Teaching science as a process:  Initially, first-year students think of science as a body of facts generated by specialists, an attitude that can't be changed by simply telling them "Science is a way of knowing".  To demystify science, and to help them begin to see themselves as beginning scientists, I incorporate new research results into course work, and have students use the same tools for their homework assignments that researchers use for their research (e.g. HapMap, News & Views articles, and text and figures from recently published papers).  Many students also earn 15% of their course grade by reading and reviewing a research paper of their own choice.

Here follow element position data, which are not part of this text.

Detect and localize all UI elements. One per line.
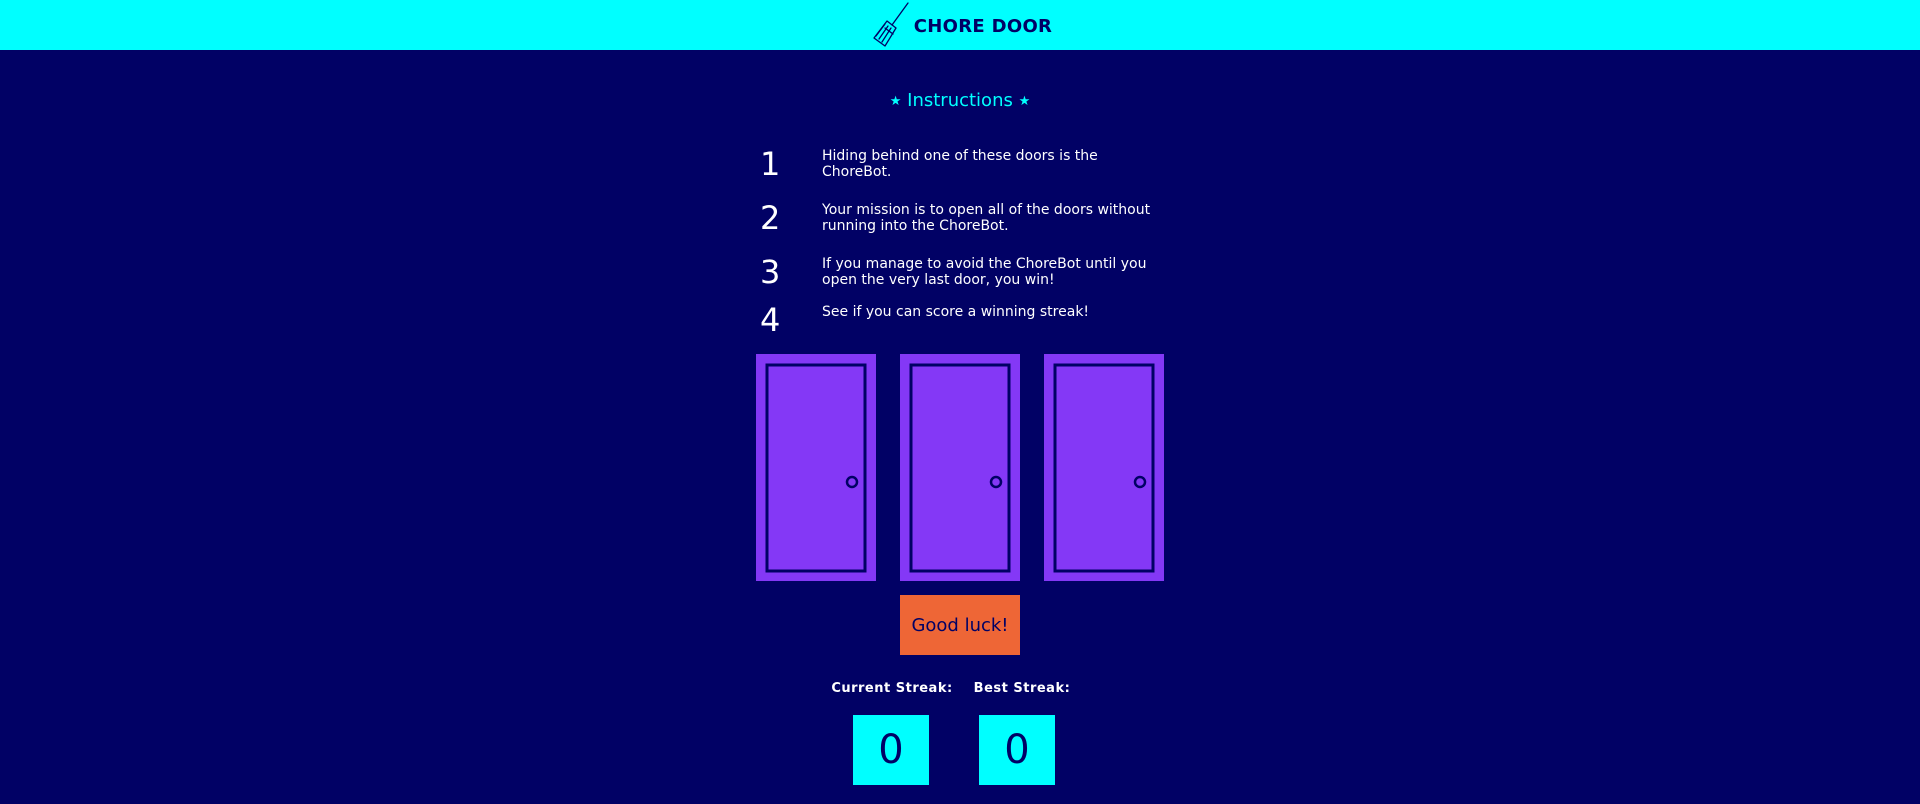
best-streak-value: 0 xyxy=(979,715,1055,785)
app-title: CHORE DOOR xyxy=(913,15,1053,37)
instruction-text: Your mission is to open all of the doors… xyxy=(822,202,1151,234)
star-icon: ★ xyxy=(889,94,902,109)
instruction-number: 2 xyxy=(760,199,781,237)
door-3[interactable] xyxy=(1044,354,1164,581)
instruction-item: 3 If you manage to avoid the ChoreBot un… xyxy=(760,254,1160,294)
instruction-item: 4 See if you can score a winning streak! xyxy=(760,302,1160,342)
instruction-item: 2 Your mission is to open all of the doo… xyxy=(760,200,1160,240)
closed-door-icon xyxy=(909,363,1011,573)
instruction-number: 1 xyxy=(760,145,781,183)
current-streak-value: 0 xyxy=(853,715,929,785)
closed-door-icon xyxy=(765,363,867,573)
logo: CHORE DOOR xyxy=(872,2,1053,47)
star-icon: ★ xyxy=(1018,94,1031,109)
closed-door-icon xyxy=(1053,363,1155,573)
instruction-text: See if you can score a winning streak! xyxy=(822,304,1090,320)
door-1[interactable] xyxy=(756,354,876,581)
instruction-number: 4 xyxy=(760,301,781,339)
start-button[interactable]: Good luck! xyxy=(900,595,1020,655)
instructions-title: Instructions xyxy=(907,90,1013,111)
broom-icon xyxy=(873,2,909,47)
instructions-heading: ★ Instructions ★ xyxy=(0,90,1920,111)
instruction-text: Hiding behind one of these doors is the … xyxy=(822,148,1098,180)
door-2[interactable] xyxy=(900,354,1020,581)
instruction-number: 3 xyxy=(760,253,781,291)
app-header: CHORE DOOR xyxy=(0,0,1920,50)
current-streak-label: Current Streak: xyxy=(831,681,953,696)
instruction-text: If you manage to avoid the ChoreBot unti… xyxy=(822,256,1147,288)
instruction-item: 1 Hiding behind one of these doors is th… xyxy=(760,146,1160,186)
best-streak-label: Best Streak: xyxy=(973,681,1071,696)
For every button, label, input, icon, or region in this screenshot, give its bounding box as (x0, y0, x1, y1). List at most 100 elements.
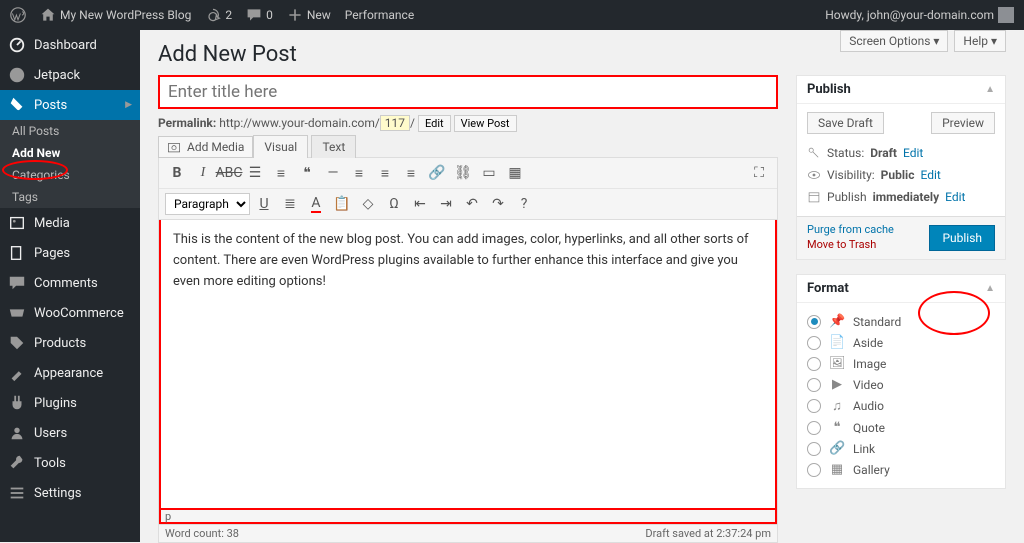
submenu-tags[interactable]: Tags (0, 186, 140, 208)
align-center-button[interactable]: ≡ (373, 161, 397, 185)
menu-posts[interactable]: Posts▶ (0, 90, 140, 120)
bullet-list-button[interactable]: ☰ (243, 161, 267, 185)
paste-text-button[interactable]: 📋 (330, 192, 354, 216)
hr-button[interactable]: — (321, 161, 345, 185)
menu-appearance[interactable]: Appearance (0, 358, 140, 388)
italic-button[interactable]: I (191, 161, 215, 185)
admin-side-menu: Dashboard Jetpack Posts▶ All Posts Add N… (0, 30, 140, 542)
format-audio-icon: ♫ (829, 398, 845, 414)
menu-comments[interactable]: Comments (0, 268, 140, 298)
edit-publish-time-link[interactable]: Edit (945, 190, 965, 204)
format-option-video[interactable]: ▶Video (807, 374, 995, 395)
indent-button[interactable]: ⇥ (434, 192, 458, 216)
submenu-all-posts[interactable]: All Posts (0, 120, 140, 142)
undo-button[interactable]: ↶ (460, 192, 484, 216)
menu-tools[interactable]: Tools (0, 448, 140, 478)
updates-link[interactable]: 2 (205, 7, 232, 23)
radio-icon (807, 463, 821, 477)
format-option-image[interactable]: 🖼Image (807, 353, 995, 374)
wp-logo-icon[interactable] (10, 7, 26, 23)
menu-woocommerce[interactable]: WooCommerce (0, 298, 140, 328)
editor-body[interactable]: This is the content of the new blog post… (159, 220, 777, 510)
bold-button[interactable]: B (165, 161, 189, 185)
collapse-icon[interactable]: ▲ (985, 283, 995, 294)
read-more-button[interactable]: ▭ (477, 161, 501, 185)
comments-link[interactable]: 0 (246, 7, 273, 23)
align-right-button[interactable]: ≡ (399, 161, 423, 185)
edit-visibility-link[interactable]: Edit (920, 168, 940, 182)
radio-icon (807, 357, 821, 371)
underline-button[interactable]: U (252, 192, 276, 216)
special-char-button[interactable]: Ω (382, 192, 406, 216)
preview-button[interactable]: Preview (931, 112, 995, 134)
format-option-aside[interactable]: 📄Aside (807, 332, 995, 353)
format-link-icon: 🔗 (829, 441, 845, 456)
menu-products[interactable]: Products (0, 328, 140, 358)
performance-link[interactable]: Performance (345, 8, 414, 22)
post-title-input[interactable] (158, 75, 778, 109)
menu-settings[interactable]: Settings (0, 478, 140, 508)
text-color-button[interactable]: A (304, 192, 328, 216)
editor-tab-visual[interactable]: Visual (253, 135, 308, 158)
align-left-button[interactable]: ≡ (347, 161, 371, 185)
format-option-audio[interactable]: ♫Audio (807, 395, 995, 417)
clear-format-button[interactable]: ◇ (356, 192, 380, 216)
format-standard-icon: 📌 (829, 314, 845, 329)
format-aside-icon: 📄 (829, 335, 845, 350)
blockquote-button[interactable]: ❝ (295, 161, 319, 185)
unlink-button[interactable]: ⛓ (451, 161, 475, 185)
redo-button[interactable]: ↷ (486, 192, 510, 216)
menu-jetpack[interactable]: Jetpack (0, 60, 140, 90)
menu-media[interactable]: Media (0, 208, 140, 238)
strikethrough-button[interactable]: ABC (217, 161, 241, 185)
publish-button[interactable]: Publish (929, 225, 995, 251)
format-option-link[interactable]: 🔗Link (807, 438, 995, 459)
menu-dashboard[interactable]: Dashboard (0, 30, 140, 60)
numbered-list-button[interactable]: ≡ (269, 161, 293, 185)
menu-users[interactable]: Users (0, 418, 140, 448)
fullscreen-button[interactable]: ⛶ (747, 161, 771, 185)
main-content: Screen Options ▾ Help ▾ Add New Post Per… (140, 30, 1024, 542)
calendar-icon (807, 190, 821, 204)
site-link[interactable]: My New WordPress Blog (40, 7, 191, 23)
help-button[interactable]: Help ▾ (954, 30, 1006, 52)
submenu-categories[interactable]: Categories (0, 164, 140, 186)
justify-button[interactable]: ≣ (278, 192, 302, 216)
add-media-button[interactable]: Add Media (158, 136, 253, 158)
camera-icon (167, 140, 181, 154)
publish-box: Publish▲ Save Draft Preview Status: Draf… (796, 75, 1006, 260)
account-link[interactable]: Howdy, john@your-domain.com (825, 7, 1014, 23)
purge-cache-link[interactable]: Purge from cache (807, 223, 894, 236)
format-image-icon: 🖼 (829, 356, 845, 371)
screen-options-button[interactable]: Screen Options ▾ (840, 30, 948, 52)
permalink-row: Permalink: http://www.your-domain.com/11… (158, 115, 778, 132)
admin-toolbar: My New WordPress Blog 2 0 New Performanc… (0, 0, 1024, 30)
outdent-button[interactable]: ⇤ (408, 192, 432, 216)
draft-saved-time: Draft saved at 2:37:24 pm (645, 527, 771, 540)
link-button[interactable]: 🔗 (425, 161, 449, 185)
collapse-icon[interactable]: ▲ (985, 84, 995, 95)
permalink-slug[interactable]: 117 (380, 115, 410, 131)
edit-permalink-button[interactable]: Edit (418, 115, 451, 132)
edit-status-link[interactable]: Edit (903, 146, 923, 160)
menu-plugins[interactable]: Plugins (0, 388, 140, 418)
radio-icon (807, 336, 821, 350)
format-option-quote[interactable]: ❝Quote (807, 417, 995, 438)
toolbar-toggle-button[interactable]: ▦ (503, 161, 527, 185)
paragraph-select[interactable]: Paragraph (165, 193, 250, 215)
move-to-trash-link[interactable]: Move to Trash (807, 238, 894, 251)
avatar (998, 7, 1014, 23)
new-content-link[interactable]: New (287, 7, 331, 23)
radio-icon (807, 399, 821, 413)
format-option-gallery[interactable]: ▦Gallery (807, 459, 995, 480)
help-icon[interactable]: ? (512, 192, 536, 216)
save-draft-button[interactable]: Save Draft (807, 112, 884, 134)
editor-tab-text[interactable]: Text (311, 135, 356, 158)
key-icon (807, 146, 821, 160)
menu-pages[interactable]: Pages (0, 238, 140, 268)
view-post-button[interactable]: View Post (454, 115, 517, 132)
format-box: Format▲ 📌Standard📄Aside🖼Image▶Video♫Audi… (796, 274, 1006, 489)
format-option-standard[interactable]: 📌Standard (807, 311, 995, 332)
submenu-add-new[interactable]: Add New (0, 142, 140, 164)
chevron-right-icon: ▶ (125, 100, 132, 110)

Reinforcing relevance:  Students view course work as unrelated to their real lives, needed only for the test and perhaps for more advanced courses.  To help change this, the homework activities have been carefully designed to focus on issues the students care about: cancer risk, the environment, human diversity.  Many students earn 15% of their course mark for community-service learning projects in inner-city schools.  By receiving course marks for what they consistently describe as a "life-changing experience", students learn that the university values their ability to help their communities.